On a negative note, the prevailing upturn follows a Federal Reserve policy statement, an event known for inducing sometimes spectacular, but frequently unsustainable, market moves.
Against this backdrop, the S&P 500’s near-term recovery attempt is intact barring a violation of the 4,280 area.
On further strength, more distant inflection points match the March peak (4,416) and the 50- and 200-day moving averages. The S&P 500’s intermediate- to longer-term bias remains bearish pending sustained follow-through atop this area.
Watch List — U.S. sectors vie to repair technical damage
Drilling down further, the process of repairing extensive U.S. sub-sector damage may be underway. Several groups exemplify the prevailing backdrop:
To start, the Dow Transports (TRAN) have come to life, rising at least partly amid easing energy prices.
In the process, the group has knifed atop trendline resistance as well as the 50- and 200-day moving averages. The decisive breakout signals a trend shift.
Tactically, the prevailing recovery attempt is intact baring a violation of the former breakdown point (15,490), an area closely followed by the major moving averages.
Meanwhile, the Financial Select Sector SPDR (XLF) has also come to life, rising as the Federal Reserve’s tightening cycle formally begins.
In the process, the group has reclaimed its breakdown point (37.20), an area that pivots to support.
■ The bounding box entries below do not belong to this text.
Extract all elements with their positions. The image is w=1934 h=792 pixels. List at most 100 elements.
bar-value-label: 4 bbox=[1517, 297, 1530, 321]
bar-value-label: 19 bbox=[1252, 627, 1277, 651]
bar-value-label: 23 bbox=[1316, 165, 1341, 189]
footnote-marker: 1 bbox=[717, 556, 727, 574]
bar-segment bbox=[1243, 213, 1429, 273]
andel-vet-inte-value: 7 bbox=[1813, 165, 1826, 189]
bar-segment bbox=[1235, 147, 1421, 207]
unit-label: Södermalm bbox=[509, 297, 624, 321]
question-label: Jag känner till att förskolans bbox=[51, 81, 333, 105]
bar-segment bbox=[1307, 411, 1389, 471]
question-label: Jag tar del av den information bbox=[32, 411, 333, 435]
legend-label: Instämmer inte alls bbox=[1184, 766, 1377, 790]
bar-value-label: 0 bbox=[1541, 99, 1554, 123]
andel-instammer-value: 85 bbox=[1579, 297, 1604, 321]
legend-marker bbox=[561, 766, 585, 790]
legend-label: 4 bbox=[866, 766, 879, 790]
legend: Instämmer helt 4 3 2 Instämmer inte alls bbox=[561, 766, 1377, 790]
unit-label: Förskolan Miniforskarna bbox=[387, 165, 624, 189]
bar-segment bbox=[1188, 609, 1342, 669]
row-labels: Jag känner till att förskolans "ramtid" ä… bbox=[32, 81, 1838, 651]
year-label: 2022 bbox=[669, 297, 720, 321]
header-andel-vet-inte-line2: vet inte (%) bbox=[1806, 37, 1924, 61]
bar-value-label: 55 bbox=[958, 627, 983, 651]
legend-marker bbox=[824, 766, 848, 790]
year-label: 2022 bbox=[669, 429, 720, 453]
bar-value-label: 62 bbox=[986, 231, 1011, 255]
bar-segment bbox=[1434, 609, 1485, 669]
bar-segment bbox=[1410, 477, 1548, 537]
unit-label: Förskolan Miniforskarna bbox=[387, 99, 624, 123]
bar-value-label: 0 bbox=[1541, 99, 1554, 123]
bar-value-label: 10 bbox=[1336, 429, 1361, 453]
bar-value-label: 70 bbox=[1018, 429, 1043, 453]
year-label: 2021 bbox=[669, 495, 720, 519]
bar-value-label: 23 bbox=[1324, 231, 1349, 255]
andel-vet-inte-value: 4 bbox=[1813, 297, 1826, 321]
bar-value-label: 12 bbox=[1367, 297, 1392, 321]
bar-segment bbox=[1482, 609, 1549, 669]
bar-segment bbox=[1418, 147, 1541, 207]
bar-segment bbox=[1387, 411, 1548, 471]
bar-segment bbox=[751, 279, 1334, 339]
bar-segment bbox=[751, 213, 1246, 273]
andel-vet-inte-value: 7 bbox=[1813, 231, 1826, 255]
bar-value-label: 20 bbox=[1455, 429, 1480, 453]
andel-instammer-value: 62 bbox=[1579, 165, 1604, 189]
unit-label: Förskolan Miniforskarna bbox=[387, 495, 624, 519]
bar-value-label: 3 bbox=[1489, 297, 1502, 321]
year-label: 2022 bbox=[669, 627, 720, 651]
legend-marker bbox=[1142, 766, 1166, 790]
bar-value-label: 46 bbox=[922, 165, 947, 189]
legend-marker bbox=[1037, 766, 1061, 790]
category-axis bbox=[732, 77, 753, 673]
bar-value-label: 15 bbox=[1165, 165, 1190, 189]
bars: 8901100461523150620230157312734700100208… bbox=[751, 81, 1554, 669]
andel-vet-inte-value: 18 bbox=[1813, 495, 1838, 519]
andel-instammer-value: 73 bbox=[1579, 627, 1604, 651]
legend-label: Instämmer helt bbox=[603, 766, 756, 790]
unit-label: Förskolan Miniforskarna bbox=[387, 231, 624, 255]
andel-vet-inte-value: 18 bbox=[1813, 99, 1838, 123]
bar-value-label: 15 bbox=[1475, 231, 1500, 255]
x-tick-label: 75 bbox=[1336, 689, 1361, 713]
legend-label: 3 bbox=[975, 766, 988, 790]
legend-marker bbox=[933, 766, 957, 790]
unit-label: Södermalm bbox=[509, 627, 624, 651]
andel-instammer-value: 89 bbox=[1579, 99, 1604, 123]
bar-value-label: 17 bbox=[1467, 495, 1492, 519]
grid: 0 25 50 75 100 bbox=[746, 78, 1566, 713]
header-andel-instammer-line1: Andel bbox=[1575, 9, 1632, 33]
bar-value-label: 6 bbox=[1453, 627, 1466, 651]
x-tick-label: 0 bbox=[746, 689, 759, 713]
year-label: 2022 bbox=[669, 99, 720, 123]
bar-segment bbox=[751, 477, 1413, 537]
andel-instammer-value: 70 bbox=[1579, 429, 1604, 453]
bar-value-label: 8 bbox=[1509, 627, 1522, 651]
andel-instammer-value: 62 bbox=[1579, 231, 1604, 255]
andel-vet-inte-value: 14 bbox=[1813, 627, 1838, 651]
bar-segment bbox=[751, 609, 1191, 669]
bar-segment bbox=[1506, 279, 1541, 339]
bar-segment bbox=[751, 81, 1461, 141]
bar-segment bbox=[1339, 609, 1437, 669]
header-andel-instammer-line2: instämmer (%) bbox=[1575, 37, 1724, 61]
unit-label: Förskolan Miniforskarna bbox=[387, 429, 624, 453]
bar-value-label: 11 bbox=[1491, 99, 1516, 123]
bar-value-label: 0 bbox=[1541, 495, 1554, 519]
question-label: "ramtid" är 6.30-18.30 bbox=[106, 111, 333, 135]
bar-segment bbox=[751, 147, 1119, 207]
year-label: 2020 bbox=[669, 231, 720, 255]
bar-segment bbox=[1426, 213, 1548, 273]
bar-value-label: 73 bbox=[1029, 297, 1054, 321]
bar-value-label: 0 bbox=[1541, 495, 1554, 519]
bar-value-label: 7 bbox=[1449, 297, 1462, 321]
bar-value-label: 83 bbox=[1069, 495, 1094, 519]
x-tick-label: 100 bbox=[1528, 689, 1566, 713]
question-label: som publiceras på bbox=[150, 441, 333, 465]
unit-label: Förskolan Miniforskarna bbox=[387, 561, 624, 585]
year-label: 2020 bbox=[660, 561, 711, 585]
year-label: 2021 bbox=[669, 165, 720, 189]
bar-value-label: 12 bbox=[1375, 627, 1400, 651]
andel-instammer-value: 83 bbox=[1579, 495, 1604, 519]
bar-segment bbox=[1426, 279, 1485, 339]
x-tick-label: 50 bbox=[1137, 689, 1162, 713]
More immediately, the marquee 200-day moving average, currently 28.41, is under siege.
As always, the 200-day moving average is a widely-tracked longer-term trending indicator. The pending retest from underneath should be a useful bull-bear gauge. (Wednesday’s close registered within two cents.)
On further strength, the 50-day moving average, currently 39.02, remains slightly more distant. Sustained follow-through atop the 50-day would strengthen the bull case. (See the December price action.)
Looking elsewhere, the VanEck Vectors Semiconductor ETF (SMH) has rallied less aggressively from the March low.
Nonetheless, the group has reclaimed its breakdown point (257.00) an area that pivots to support. A recovery attempt is in play barring a violation.
On further strength, trendline resistance is followed by the 200-day moving average, a recent bull-bear inflection point. The group’s longer-term bias remains bearish pending follow-through atop this area.
More broadly, notice the pending death cross — or bearish 50-day/200-day moving average crossover — an event that will likely signal this week.
Pockets of sector strength persist
Looking elsewhere, familiar pockets of sector strength are intact. Two groups exemplify the backdrop:
To start, the Energy Select Sector SPDR (XLE) is acting well technically. (Yield = 3.9%.)
Earlier this month, the group briefly tagged six-year highs, rising from a tight February range.
The subsequent pullback has been underpinned by the breakout point (70.50) placing the group 10.9% under the March peak. Delving deeper, the ascending 50-day moving average is followed by the former range bottom (65.50).
Similary, the SPDR S&P Oil & Gas Exploration ETF (XOP) is technically well positioned. (Yield = 1.4%.)
Tactically, the prevailing pullback places the group near the breakout point (114.00) and 10.2% under the March peak.
Delving deeper, the 50-day moving average has marked an inflection point and is rising toward support.
China’s massive reversal from 13-year lows
Finally, the iShares China Large-Cap ETF (FXI) — profiled Tuesday — has staged a massive reversal from 13-year lows.
Wednesday’s 21.2% spike marked its biggest single-day gain on record.
Tactically, the top of the gap (29.86) pivots to support.
Conversely, the breakdown point (35.25) marks major resistance, an area toward which the 50-day moving average is descending. The FXI’s intermediate-term bias remains bearish pending follow-through atop this area.